Periode Jawa Timur pada Bab VI, pada masa Pu Siṇḍok melakukan eksodus akibat

erupsi Gunung Merapi menurut teori van Bemmelen, tetapi Casparis, Schrieke dan

sarjana lainnya menolak teori ini (hal. 149). Kerajaan periode Jawa Timur kemudian

runtuh dihempas Pralaya tahun 1017 M di mana Dharmmawangṣa tewas dan

keluarganya. Yang menjadi ciri khas dari periode Jawa Timur adalah perpindahan

kerajaan di Pohpitu, Tamwlang dan Watugaluh pada masa Pu Siṇḍok.

Pada bagian bab akhir (VII) dideskripsikan beragam pranata peradaban khususnya

birokrasi politik pemerintahan, yang ternyata masa itu telah mengenal para birokrat

Page 5: Sinopsis Buku

seperti petugas pajak (mangilāla drawya haji), para pejabat ahli yang terlibat sistem

birokrasi kekuasaan seperti pangkur, tawan, dan tirip. Selain itu ada juga banyak istilah

jabatan tinggi seperti hino, halu, sirikan, dan wka, di bawahnya seperti pamgat, samgat,

makudur, wadihati, haji dan samya haji. Juga disebutkan peran penting juru tulis atau

citralekha. Kemudian pembagian wilayah yang dengan watak, wanua dan sima

menunjukkan bahwa system pemerintahan telah terstruktur dengan baik (hal. 180 – 196).

Pada Bab VIII mengupas tentang sistem ketatanegaraan kuna yang terkait landasan

kosmogonis dan kosmologis kerajaan yang mengacu pada sistem Hinduisme di mana

Mahameru sebagai puncak tertinggi. Perlambang-perlambang seperti lokapala (delapan

penjuru angin/astadikpalaka) ternyata masih mengacu pada sistem ketatanegaraan

Kautilya Arthasastra dari India.

Di bidang hukum, pada masa kerajaan Mědang Bhūmi Matarām tidak ada warisan

naskah kitab hukum, sehingga deskripsi administrasi kehakiman hanya dapat disajikan

oleh beberapa prasasti yang merupakan keputusan peradilan (jayapātra) dan keterangan

tentang sukha duhkha yang terdapat dalam prasasti-prasasti lain (hal. 211). Tetapi ada 18

(astadasawyawahara) perbuatan yang bisa dijerat dengan tindak pidana (hal. 212).
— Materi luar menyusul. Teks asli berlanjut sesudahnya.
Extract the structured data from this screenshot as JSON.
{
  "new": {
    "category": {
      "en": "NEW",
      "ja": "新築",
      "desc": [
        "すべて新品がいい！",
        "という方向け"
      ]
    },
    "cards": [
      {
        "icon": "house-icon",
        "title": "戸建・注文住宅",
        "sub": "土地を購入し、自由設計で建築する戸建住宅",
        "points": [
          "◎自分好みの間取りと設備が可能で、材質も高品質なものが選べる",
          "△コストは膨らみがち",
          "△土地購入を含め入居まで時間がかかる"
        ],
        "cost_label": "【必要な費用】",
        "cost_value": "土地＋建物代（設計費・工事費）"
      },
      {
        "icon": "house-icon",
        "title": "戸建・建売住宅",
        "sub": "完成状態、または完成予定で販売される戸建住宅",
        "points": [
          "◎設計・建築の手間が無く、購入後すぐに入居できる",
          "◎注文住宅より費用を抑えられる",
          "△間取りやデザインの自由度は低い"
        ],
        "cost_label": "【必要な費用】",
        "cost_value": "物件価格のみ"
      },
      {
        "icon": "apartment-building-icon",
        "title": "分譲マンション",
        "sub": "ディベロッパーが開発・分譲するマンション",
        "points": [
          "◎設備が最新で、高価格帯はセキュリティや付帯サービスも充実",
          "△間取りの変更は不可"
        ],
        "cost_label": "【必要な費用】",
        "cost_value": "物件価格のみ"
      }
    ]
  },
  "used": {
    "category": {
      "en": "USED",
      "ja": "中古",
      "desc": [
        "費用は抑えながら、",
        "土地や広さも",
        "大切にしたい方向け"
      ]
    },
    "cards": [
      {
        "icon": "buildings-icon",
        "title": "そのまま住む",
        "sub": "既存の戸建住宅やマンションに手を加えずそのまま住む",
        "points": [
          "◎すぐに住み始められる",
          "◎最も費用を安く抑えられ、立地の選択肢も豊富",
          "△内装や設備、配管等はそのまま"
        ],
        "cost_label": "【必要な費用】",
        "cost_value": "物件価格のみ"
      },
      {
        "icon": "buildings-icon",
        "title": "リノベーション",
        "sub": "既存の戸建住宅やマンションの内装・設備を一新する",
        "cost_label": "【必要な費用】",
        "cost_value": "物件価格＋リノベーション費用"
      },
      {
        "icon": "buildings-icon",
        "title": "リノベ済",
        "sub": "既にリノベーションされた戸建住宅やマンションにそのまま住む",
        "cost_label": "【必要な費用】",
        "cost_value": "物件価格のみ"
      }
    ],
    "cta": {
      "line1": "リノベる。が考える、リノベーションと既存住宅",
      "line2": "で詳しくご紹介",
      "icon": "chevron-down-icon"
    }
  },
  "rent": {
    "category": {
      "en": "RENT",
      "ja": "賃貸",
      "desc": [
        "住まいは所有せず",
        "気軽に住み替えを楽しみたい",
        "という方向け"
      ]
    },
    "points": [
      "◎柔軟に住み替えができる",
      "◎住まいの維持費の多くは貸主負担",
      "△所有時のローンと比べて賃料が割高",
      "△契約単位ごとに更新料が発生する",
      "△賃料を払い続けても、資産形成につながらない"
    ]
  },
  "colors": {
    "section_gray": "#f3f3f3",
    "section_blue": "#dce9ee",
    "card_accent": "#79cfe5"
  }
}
Sebagai impelementasi penegakan hukum, ada dua macam yaitu sanksi dan kutukan.

Sedangkan di bidang ekonomi, bidang terpenting adalah pertanian dengan

pengelolaan sistem pengairan seperti saluran air (tamwak), bendungan dan sebagainya.

Kala itu ada istilah anak thani, hulu wras, matamwak, hulu air yang berkaitan dengan

dunia pertanian.

Di bidang moneter, kajian sistem ini dilakukan oleh Wick (1992) dan Christie

(1996/1998). Mereka berpendapat bahwa sistem moneter telah dikenal di Jawa sejak

awal IX. Istilah Sanskerta yang digunakan untuk menyebut satuan mata uang yang

mengindikasikan pengaruh India. Di bidang perdagangan, prasasti bahasa Melayu

menyebut nama Dang Puhawang Glis (nakhoda kapal dagang), sehingga sudah terjadi

kontak perdagangan dan pemukiman niagawan di Jawa Kuna.

Dalam pranata sosial budaya, ada pembagian masyarakat ke dalam lapisan-lapisan

sosial menurut tradisi Hindu (caturwarna). Ada kecenderungan untuk menciptakan

pelapisan tambahan yang khusus dibuat bagi anggota masyarakat dari golongan rendah

(kujanmatraya) yang dikenal dengan chanḍāla, mleccha dan tuccha (hal. 229).